S. Matteo, è arrivato il giorno di Berlusconi


PAVIA. E' il «d-day» del San Matteo. Oggi, a mezzogiorno, arriva in ospedale il presidente del consiglio Silvio Berlusconi. Insieme a lui anche tre ministri, il «governatore» e due assessori della Regione, i presidenti due fondazioni bancarie e quello del gruppo Mediaset. Davanti a loro, ed alle principali autorità cittadine e provinciali, il premier poserà la prima pietra del Dea e delle torri.

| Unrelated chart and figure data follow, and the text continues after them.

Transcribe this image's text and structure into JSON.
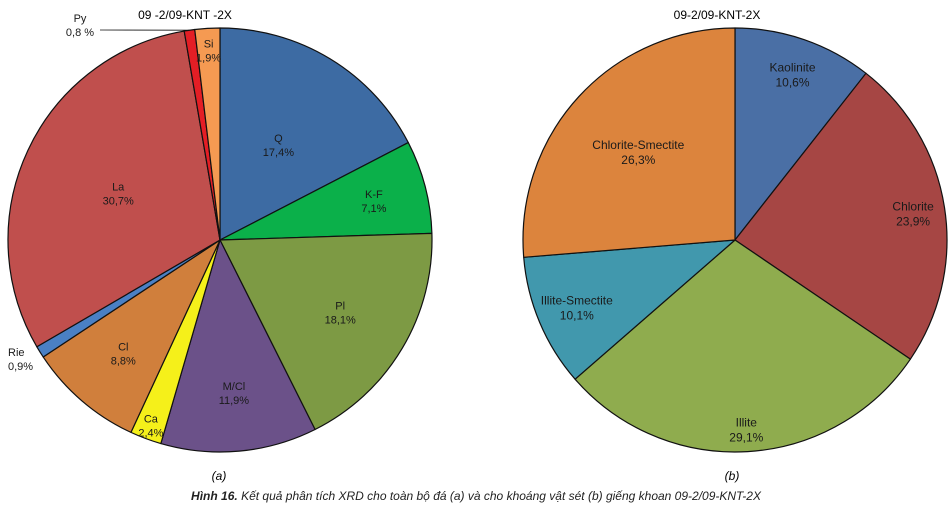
{
  "chart_data": [
    {
      "type": "pie",
      "title": "09 -2/09-KNT -2X",
      "sublabel": "(a)",
      "slices": [
        {
          "label": "Q",
          "value": 17.4,
          "value_text": "17,4%",
          "color": "#3d6ba3"
        },
        {
          "label": "K-F",
          "value": 7.1,
          "value_text": "7,1%",
          "color": "#0bb04a"
        },
        {
          "label": "Pl",
          "value": 18.1,
          "value_text": "18,1%",
          "color": "#7d9a44"
        },
        {
          "label": "M/Cl",
          "value": 11.9,
          "value_text": "11,9%",
          "color": "#6b5189"
        },
        {
          "label": "Ca",
          "value": 2.4,
          "value_text": "2,4%",
          "color": "#f5f01a"
        },
        {
          "label": "Cl",
          "value": 8.8,
          "value_text": "8,8%",
          "color": "#d07f3c"
        },
        {
          "label": "Rie",
          "value": 0.9,
          "value_text": "0,9%",
          "color": "#4a80c4"
        },
        {
          "label": "La",
          "value": 30.7,
          "value_text": "30,7%",
          "color": "#c04f4d"
        },
        {
          "label": "Py",
          "value": 0.8,
          "value_text": "0,8 %",
          "color": "#e41e25"
        },
        {
          "label": "Si",
          "value": 1.9,
          "value_text": "1,9%",
          "color": "#f59a52"
        }
      ]
    },
    {
      "type": "pie",
      "title": "09-2/09-KNT-2X",
      "sublabel": "(b)",
      "slices": [
        {
          "label": "Kaolinite",
          "value": 10.6,
          "value_text": "10,6%",
          "color": "#4a6fa5"
        },
        {
          "label": "Chlorite",
          "value": 23.9,
          "value_text": "23,9%",
          "color": "#a64644"
        },
        {
          "label": "Illite",
          "value": 29.1,
          "value_text": "29,1%",
          "color": "#8fac4e"
        },
        {
          "label": "Illite-Smectite",
          "value": 10.1,
          "value_text": "10,1%",
          "color": "#4198ad"
        },
        {
          "label": "Chlorite-Smectite",
          "value": 26.3,
          "value_text": "26,3%",
          "color": "#dc843d"
        }
      ]
    }
  ],
  "caption": {
    "bold": "Hình 16.",
    "text": "Kết quả phân tích XRD cho toàn bộ đá (a) và cho khoáng vật  sét (b) giếng khoan 09-2/09-KNT-2X"
  }
}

«E' tutto pronto», ha confermato ieri Giovanni Azzaretti. «Per il San Matteo sarà una giornata particolare - ha aggiunto il commissario -. Non capita tutti i giorni, infatti, che un presidente del consiglio vada ad inaugurare il cantiere in un ospedale. Avremo tutti gli occhi dei media su di noi: un'occasione irripetibile. E non dimentichiamo che insieme al premier saranno presenti anche gli esponenti di altre istituzioni». Al Policlinico saranno presenti anche i ministri Giulio Tremonti, Girolamo Sirchia e Roberto Maroni, il presidente lombardo Roberto Formigoni, gli assessori regionali Giancarlo Abelli e Carlo Borsani, Giuseppe Guzzetti (presidente della Fondazione Cariplo), Aldo Poli (presidente della Fondazione Banca del Monte) e Fedele Confalonieri (presidente di Mediaset). Dopo la posa della prima pietra, sono previsti gli interventi dei rappresentanti di Stato e Regione: parleranno anche il sindaco Andrea Albergati e Azzaretti. Inoltre è in programma la consegna dei fondi raccolti per aiutare il Centro per la cura dell'amiloidosi, diretto dal professor Giampaolo Merlini: il gruppo Medusa Film-Mediaset ha devoluto alla struttura del San Matteo il ricavato di due serate-evento dedicate a Vittorio De Sica e svoltesi la scorsa estate a Roma e Milano. L'iniziativa vuole ricordare la figura di Carlo Bernasconi, presidente della Medusa Film, uno dei più stretti collaboratori di Berlusconi scomparso due anni fa: Bernasconi, malato di amiloidosi, venne curato al Policlinico. Azzaretti ha ribadito che oggi le attività assistenziali si svolgeranno regolarmente: «le normali attività dell'ospedale non subiranno alcuna interruzione». Il commissario ha confermato che è facoltà dei reponsabili dei servizi mandare a casa, alle 11.30, i dipendenti che non devono svolgere compiti essenziali; inoltre il cestino che sostituirà il pranzo nella mensa (occupata per il galà con gli ospiti) sarà gratuito. «Per il personale che resta in servizio abbiamo chiesto il 'recupero delle ore" - ha precisato Mimmo Galeppi, Rsu -. Inoltre non dovrà essere trattenuta la mezz'ora di pausa-pranzo». Oggi intanto la Cgil distribuirà il volantino per la difesa della «sanità pubblica».